I pulled the book out of the library stacks drawn by its unusual title, and then the cover with the tiny red shoes. What could Balzac have to do with a little Chinese seamstress? I vaguely remember hearing about the Cultural Revolution during the days of Mao Zedong* but I was quite young then. Too young to have much interest or understanding of what was happening on the other side of the planet to many children the same age I was. This novel educated me.
In 1968 Mao closed all the schools – elementary, high schools and universities – dictating that “young intellectuals” be sent to the countryside to be “re-educated by the poor peasants” presumably to create a great leveling. Books were banned and burned. Anything having a whiff of Western to it, or anyone, was denounced. Academics, writers, artists, any professionals were punished and sent off to labor camps to be “re-educated.” Multitudes did not physically survive and many considered themselves a lost generation.
This is a coming of age story in a special setting under difficult circumstances. It’s about what happens when norms are stripped away. When suddenly families are forcibly separated… elements of society previously valued devalued…control wrought by fear…what arises as a result…and the ways in which humans hang onto a piece of themselves and seek to thrive.
The book opens with the unnamed narrator and his best friend Luo having already made the torturous two-day climb on a rugged path up a mountain known as the Phoenix of the Sky to its summit where they were assigned to the headman’s keeping in the poorest village of all. Their lodging was on stilts, a pig sty directly underneath, with little to no protection from the elements. The narrator’s parents were doctors. Luo’s father was a dentist who wasn’t wise enough to keep the fact to himself that he’d fitted Mao with new teeth. The boys were hardly intellectuals, having only finished middle school. Daily the boys were forced to carry buckets of liquid feces on their backs, sloshing as they climbed up the mountain to the fields where it would be used as fertilizer. By the end they’d be soaked with the contents only to begin again. Later they had to work underground for two months in mines that were little used.
In the back-breaking monotony of their days they retained some spirit – subterfuge to trick the headman, have some fun, fall in love, and maintain a semblance of control over their lives where they had little.
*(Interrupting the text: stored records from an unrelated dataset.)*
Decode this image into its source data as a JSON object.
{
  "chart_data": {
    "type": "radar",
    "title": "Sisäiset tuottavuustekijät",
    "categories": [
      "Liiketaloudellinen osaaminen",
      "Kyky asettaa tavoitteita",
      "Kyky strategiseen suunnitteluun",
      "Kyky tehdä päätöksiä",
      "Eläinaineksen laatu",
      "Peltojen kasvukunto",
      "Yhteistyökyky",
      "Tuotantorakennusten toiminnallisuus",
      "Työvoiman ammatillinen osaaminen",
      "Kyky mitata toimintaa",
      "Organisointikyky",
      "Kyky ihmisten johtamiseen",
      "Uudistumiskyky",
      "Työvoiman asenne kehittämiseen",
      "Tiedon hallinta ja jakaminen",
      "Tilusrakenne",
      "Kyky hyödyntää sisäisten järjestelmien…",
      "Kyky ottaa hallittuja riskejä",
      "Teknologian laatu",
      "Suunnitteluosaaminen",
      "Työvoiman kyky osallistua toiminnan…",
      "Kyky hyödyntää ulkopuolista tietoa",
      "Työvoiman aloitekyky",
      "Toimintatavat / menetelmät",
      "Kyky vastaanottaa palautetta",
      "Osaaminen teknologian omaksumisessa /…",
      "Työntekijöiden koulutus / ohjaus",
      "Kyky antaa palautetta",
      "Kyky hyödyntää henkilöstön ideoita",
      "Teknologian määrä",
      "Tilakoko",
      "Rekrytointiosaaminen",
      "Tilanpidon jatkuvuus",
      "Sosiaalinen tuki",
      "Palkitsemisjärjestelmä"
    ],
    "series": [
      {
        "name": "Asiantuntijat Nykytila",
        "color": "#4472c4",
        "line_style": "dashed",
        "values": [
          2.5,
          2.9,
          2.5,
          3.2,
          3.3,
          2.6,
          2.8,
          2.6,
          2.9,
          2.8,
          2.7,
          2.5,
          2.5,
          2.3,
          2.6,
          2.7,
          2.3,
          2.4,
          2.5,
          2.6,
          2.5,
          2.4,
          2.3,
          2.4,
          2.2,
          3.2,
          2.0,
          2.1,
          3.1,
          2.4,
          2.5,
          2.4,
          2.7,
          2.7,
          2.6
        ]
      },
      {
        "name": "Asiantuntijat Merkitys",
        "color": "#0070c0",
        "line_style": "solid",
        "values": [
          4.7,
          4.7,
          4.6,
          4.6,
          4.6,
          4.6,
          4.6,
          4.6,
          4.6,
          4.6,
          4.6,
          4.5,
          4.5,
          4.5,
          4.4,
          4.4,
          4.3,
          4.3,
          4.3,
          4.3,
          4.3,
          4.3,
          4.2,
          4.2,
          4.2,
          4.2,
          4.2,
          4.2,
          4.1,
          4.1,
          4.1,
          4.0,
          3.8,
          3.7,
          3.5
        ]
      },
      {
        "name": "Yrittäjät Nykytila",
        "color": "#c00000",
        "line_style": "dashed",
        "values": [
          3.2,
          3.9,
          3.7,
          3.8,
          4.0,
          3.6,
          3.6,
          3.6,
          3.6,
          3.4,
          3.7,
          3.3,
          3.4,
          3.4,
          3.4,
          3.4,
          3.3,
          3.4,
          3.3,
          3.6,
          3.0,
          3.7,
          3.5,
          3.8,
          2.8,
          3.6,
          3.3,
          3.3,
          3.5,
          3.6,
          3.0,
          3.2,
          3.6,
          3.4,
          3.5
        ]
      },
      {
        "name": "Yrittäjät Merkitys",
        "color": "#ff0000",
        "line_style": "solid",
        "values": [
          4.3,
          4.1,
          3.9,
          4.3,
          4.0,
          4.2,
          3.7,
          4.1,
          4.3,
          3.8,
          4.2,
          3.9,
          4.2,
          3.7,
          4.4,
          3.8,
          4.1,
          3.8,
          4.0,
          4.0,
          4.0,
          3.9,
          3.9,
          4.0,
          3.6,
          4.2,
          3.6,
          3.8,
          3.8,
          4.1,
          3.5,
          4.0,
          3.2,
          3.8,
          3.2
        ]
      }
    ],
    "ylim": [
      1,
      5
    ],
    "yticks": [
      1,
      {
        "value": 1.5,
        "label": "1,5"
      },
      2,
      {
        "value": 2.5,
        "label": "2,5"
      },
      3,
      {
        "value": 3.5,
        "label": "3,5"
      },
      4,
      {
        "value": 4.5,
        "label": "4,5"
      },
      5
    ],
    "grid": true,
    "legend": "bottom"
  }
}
When the boys arrived in the village, they’d brought two forbidden items. The narrator brought a violin in its case. Luo brought a wind-up alarm clock that contained a rooster pecking the clock’s floor as the minutes ticked away.
Of course, the violin and case were immediately detected and passed around to all those assembled. It was shaken, pounded, its strings nearly broken. The headman declared it a bourgeois toy and started to burn it when Luo stated, with an air of authority, that it was a musical instrument. And his friend the narrator was a fine musician. The narrator, nearly choking, started to play Mozart and Luo said the title of the piece was Mozart Is Thinking of Chairman Mao. Smiles all around.
The headman was fascinated by the alarm clock, never having seen one…especially with a rooster pecking out the time, to the point he’d carry it around and look at it constantly. The boys were able to retain it. One morning when they couldn’t face those buckets that early, Luo turned back the clock by an hour and went back to sleep. The headman was none the wiser. When they wanted to have an early day, they’d turn it forward. Finally, they had no idea what time it was. The headman went by the clock.
But what is the connection between Balzac and the little Chinese seamstress? The boys discovered some forbidden Western classics, translated into Chinese, by Balzac, Dumas and others, hidden in a locked suitcase belonging to another “intellectual” boy undergoing re-education in another village. This, about the same time they met the old tailor in a far village whose granddaughter was beautiful beyond perfection. She was illiterate – as were all the villagers – but hungry for the education books can bring.
There are many levels to this thin novel. It educated me in an area where I knew nothing. The author-filmmaker Dai Sijie also made it into a movie. You can see it in its entirety with English subtitles on You Tube. I suggest reading the book first and then watch the film. The book contains a lot that I would have missed if I’d only seen the film. The cinematography is stunning, and the film contains an epilogue not in the book, closing an open loop. One poignant that brought back my own memories, making me feel nostalgic.
This story takes on another significance considering it’s autobiographic. Dai Sijie was re-educated himself between 1971-1974. The book was his first and became an immediate bestseller and prizewinner in France at its release. Rights were later sold in nineteen countries.
********
*Commonly referred to as Mao Tse-tung, he is also known as Mao Zedong and referred to that way in this book.